Poi, spazio al capitolo relativo al legame con Zamparini: “Con il presidente ho instaurato un bel rapporto, restando me stesso, perché non riesco a mettermi una maschera per apparire in modo diverso. Capisce di calcio, è competente, parliamo due, tre volte a settimana, mai alla fine delle partite. Ascolto tutti, ho bisogno soprattutto dei consigli di chi mi sta vicino e può aiutarmi, appunto come Zamparini. Lui mi ha voluto, con il d.s. Faggiano e il consulente Gianni Di Marzio. Il presidente mai ha fatto pressioni sulle mie scelte. Già mi conosce bene, sa che alla fine decido io. I cinesi? Oggi c’è Zamparini e la sua struttura: io sto benissimo. Il presidente saprà valutare gli affari societari”.

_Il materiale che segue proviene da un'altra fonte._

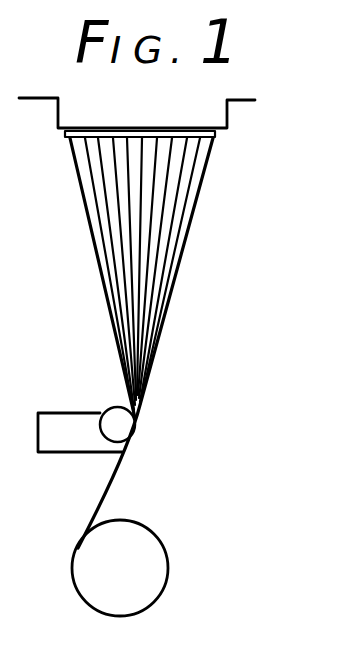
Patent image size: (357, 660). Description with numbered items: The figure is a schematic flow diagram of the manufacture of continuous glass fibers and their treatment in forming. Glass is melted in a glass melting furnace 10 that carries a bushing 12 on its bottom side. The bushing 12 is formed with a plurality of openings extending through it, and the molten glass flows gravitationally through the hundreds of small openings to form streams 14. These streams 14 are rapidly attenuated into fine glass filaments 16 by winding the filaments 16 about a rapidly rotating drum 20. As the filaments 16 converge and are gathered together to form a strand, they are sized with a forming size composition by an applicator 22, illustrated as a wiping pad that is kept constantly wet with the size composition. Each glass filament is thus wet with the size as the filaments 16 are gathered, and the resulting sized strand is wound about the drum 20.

The glass melting furnace 10 is at (236, 94).
The bushing 12 is at (232, 120).
The streams 14 is at (166, 343).
The glass filaments 16 is at (135, 275).
The drum 20 is at (153, 537).
The applicator 22 is at (118, 418).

Dalle scrivanie della presidenza al campo: “Non mi vincolo a un modulo: un allenatore deve avere l’intelligenza di adeguarsi alle caratteristiche dei giocatori. A Foggia facevo il 4-3-3. A Palermo ho puntato sulla difesa a tre, non per arroccarci ma per esaltare la qualità in fase offensiva di Rispoli e Aleesami. Ma non ho cambiato i princìpi dell’organizzazione tattica. Vorrei che si cercasse il divertimento anche nel calcio ai massimi livelli professionistici. Al Palermo servono il coraggio e la consapevolezza che è più facile arrivare al risultato attraverso l’organizzazione: sono orgoglioso di allenare ragazzi fantastici, curiosi e ansiosi di apprendere. Su tutti, Diamanti è un modello: ha l’entusiasmo di un bambino e la saggezza di un giocatore di caratura internazionale”.

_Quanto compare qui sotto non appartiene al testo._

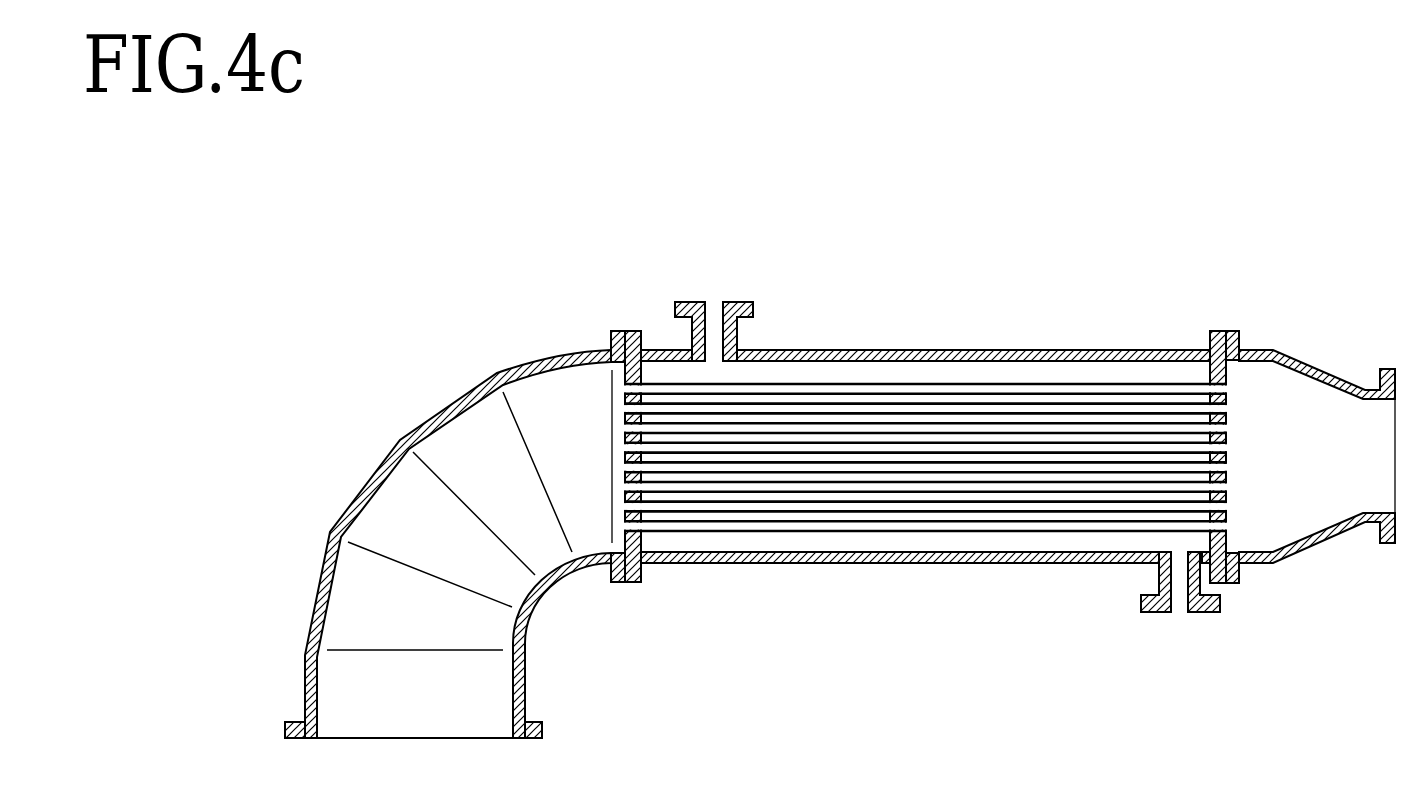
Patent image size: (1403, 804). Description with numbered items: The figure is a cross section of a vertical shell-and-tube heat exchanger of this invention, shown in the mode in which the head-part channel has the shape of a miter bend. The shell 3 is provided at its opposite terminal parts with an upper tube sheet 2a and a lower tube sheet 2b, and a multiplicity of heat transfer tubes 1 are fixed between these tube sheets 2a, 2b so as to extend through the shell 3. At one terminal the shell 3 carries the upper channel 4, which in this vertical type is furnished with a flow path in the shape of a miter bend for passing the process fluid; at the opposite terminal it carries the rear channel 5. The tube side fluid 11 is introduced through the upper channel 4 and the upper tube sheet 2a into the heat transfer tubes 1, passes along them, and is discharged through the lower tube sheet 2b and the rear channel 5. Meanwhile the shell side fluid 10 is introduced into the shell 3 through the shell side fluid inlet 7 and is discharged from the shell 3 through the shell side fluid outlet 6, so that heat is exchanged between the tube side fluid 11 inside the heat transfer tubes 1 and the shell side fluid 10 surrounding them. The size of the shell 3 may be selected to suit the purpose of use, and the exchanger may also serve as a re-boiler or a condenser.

Tre stagioni fa la panchina del Darfo Boario in Serie D, ora la A tra modelli particolarmente ammirati: Iniziando la carriera di tecnico non mi sono posto traguardi e paletti, pur essendo molto ambizioso. Mi è servito, eccome, essere stato calciatore; so quello che i giocatori si aspettano dal tecnico. Possono anche darmi del tu ma non potrò essere mai loro amico. Ammiro tantissimo Conte, che ha cominciato ad allenare più o meno alla mia stessa età, Montella e Paulo Sousa, capaci di mettere la loro impronta sul gioco. A me è scattata la molla negli ultimi anni da calciatore: avevo 32 anni, giocavo in Romania nel Cluj e non vedevo l’ora di rientrare in Italia, per pensare al mio futuro in panchina. La svolta decisiva arrivò grazie a Stefano Baldini e Michele Cavalli, prima al Milan e ora alla Juventus responsabili della metodologia nel settore giovanile. Quanti confronti con loro, quante indicazioni mi hanno dato, fondamentali per cominciare a “pensare” da allenatore”.

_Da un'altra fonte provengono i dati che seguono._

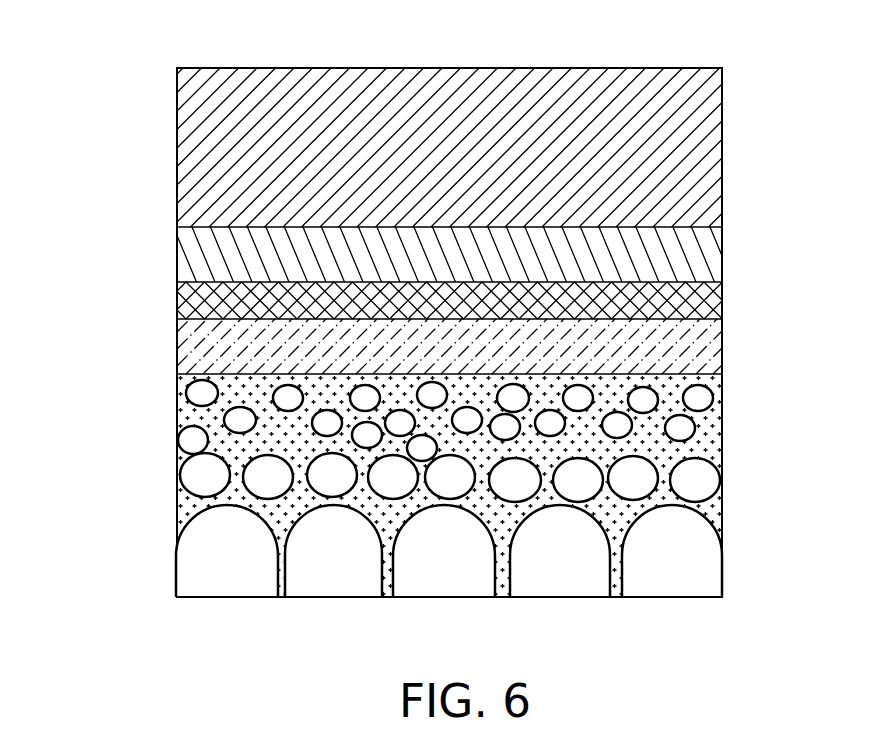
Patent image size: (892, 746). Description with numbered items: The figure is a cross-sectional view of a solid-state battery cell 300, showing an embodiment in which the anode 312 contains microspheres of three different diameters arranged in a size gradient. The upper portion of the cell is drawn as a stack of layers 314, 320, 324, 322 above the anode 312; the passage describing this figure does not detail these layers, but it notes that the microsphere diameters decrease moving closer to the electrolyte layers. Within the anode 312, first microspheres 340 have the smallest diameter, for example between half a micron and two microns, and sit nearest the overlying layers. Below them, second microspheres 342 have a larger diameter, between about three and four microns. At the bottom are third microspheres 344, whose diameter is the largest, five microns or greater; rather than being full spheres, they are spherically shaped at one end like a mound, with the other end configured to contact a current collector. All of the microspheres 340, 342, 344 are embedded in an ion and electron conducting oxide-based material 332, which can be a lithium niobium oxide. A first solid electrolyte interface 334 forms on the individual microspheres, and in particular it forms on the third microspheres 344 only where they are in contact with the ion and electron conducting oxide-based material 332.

The display device 300 is at (108, 70).
The cover layer 314 is at (722, 150).
The polarizing layer 320 is at (722, 253).
The adhesive layer 324 is at (722, 303).
The light control layer 322 is at (722, 352).
The anode 312 is at (722, 408).
The ion and electron conducting oxide-based material 332 is at (207, 420).
The first microspheres 340 is at (697, 395).
The second microspheres 342 is at (208, 478).
The first solid electrolyte interface 334 is at (710, 513).
The third microspheres 344 is at (230, 550).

Dalla rottura con il Foggia, infine, a Nestorovski, passando per la vita fuori dal campo: “A Foggia, al netto dei miei errori tecnici, ho sbagliato a fidarmi di persone sbagliate. Solo io e i dirigenti sappiamo la verità. E nessuno potrà cancellare il mio amore verso squadra e tifosi. Nestorovski? Il presidente lo ha accostato, a giusta ragione, a Pippo Inzaghi. È veloce, ha il fiuto del gol, “sente” l’area di rigore. Ha grandi prospettive. Magari gli farò avere qualche dvd sulla carriera di SuperPippo, così Nestorovski studierà per migliorarsi. Per quanto concerne la vita, non riesco a godermi la città, tanto sono preso dal lavoro. Poche volte vado a mangiare fuori. Anche perché, se la squadra si allena bene, sono già sazio di felicità: per sopravvivere, mi basta un pacchetto di sigarette. I tifosi mi fermano per strada e mi parlano dei loro sogni. Li vorrei più vicini ai giocatori, che non sono scarsi e destinati alla retrocessione, come sono dipinti sin dal precampionato. Il Palermo merita affetto, sapremo ripagare…”.